Analysts note that such shutdowns, a recurring feature in US history with 21 occurrences since the 1970s, typically resolve within eight days, although durations have varied significantly, ranging from a single day to a record 34 days. Initially, US equity markets are exhibiting a muted response, with modest declines but lacking substantial volatility. The DAX is mirroring this subdued performance, influenced by the US market’s trajectory.
Despite the immediate uncertainty, historical data suggests a counterintuitive phenomenon: stock markets have tended to increase during periods of government shutdown. In 12 out of 21 prior instances, the S&P 500 has registered gains, albeit modest, highlighting the potential reward for long-term investors who remain invested through such events. An individual invested in 1957 would have seen an initial investment of $1,000 grow to approximately $83,000.
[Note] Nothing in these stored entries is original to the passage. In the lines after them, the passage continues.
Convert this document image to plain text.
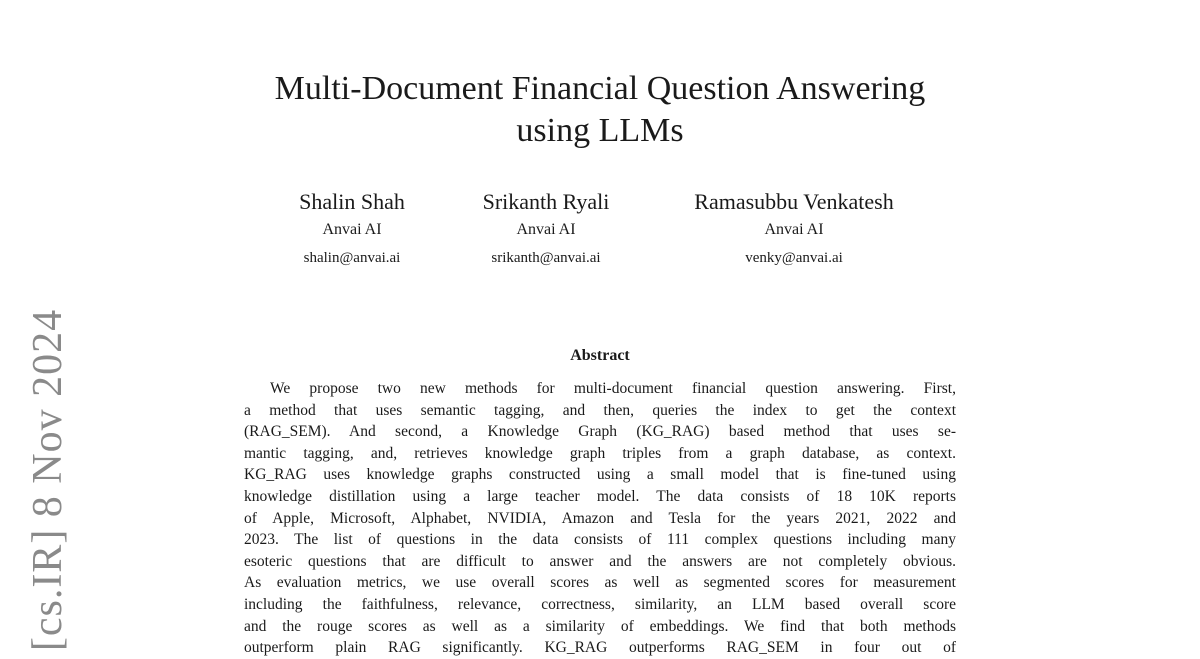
[cs.IR] 8 Nov 2024
Multi-Document Financial Question Answering
using LLMs
Shalin Shah
Anvai AI
shalin@anvai.ai
Srikanth Ryali
Anvai AI
srikanth@anvai.ai
Ramasubbu Venkatesh
Anvai AI
venky@anvai.ai
Abstract
We propose two new methods for multi-document financial question answering. First,
a method that uses semantic tagging, and then, queries the index to get the context
(RAG_SEM). And second, a Knowledge Graph (KG_RAG) based method that uses se-
mantic tagging, and, retrieves knowledge graph triples from a graph database, as context.
KG_RAG uses knowledge graphs constructed using a small model that is fine-tuned using
knowledge distillation using a large teacher model. The data consists of 18 10K reports
of Apple, Microsoft, Alphabet, NVIDIA, Amazon and Tesla for the years 2021, 2022 and
2023. The list of questions in the data consists of 111 complex questions including many
esoteric questions that are difficult to answer and the answers are not completely obvious.
As evaluation metrics, we use overall scores as well as segmented scores for measurement
including the faithfulness, relevance, correctness, similarity, an LLM based overall score
and the rouge scores as well as a similarity of embeddings. We find that both methods
outperform plain RAG significantly. KG_RAG outperforms RAG_SEM in four out of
A potential consequence of the shutdown could be a delay in the release of the crucial jobs report scheduled for Friday. This report is highly anticipated by investors in both New York and Frankfurt, particularly given the strong expectations surrounding potential Federal Reserve interest rate cuts. The absence of this data, even for a short period, disrupts established economic rhythms and can contribute to increased market volatility.
Technical analysts are currently observing the DAX operating within two overlapping trading ranges – a lower range established in September and a higher range observed during July and August. The key determination will be which range the market prioritizes. While the DAX briefly breached the lower range on Tuesday, a sustained upward movement, requiring the index to surpass 23,950 points while maintaining support around 23,800, would be necessary to propel it into the higher trading range, potentially adding around 450 points.
The euro strengthened slightly Wednesday morning, trading at $1.1777, with a dollar fetching €0.8491.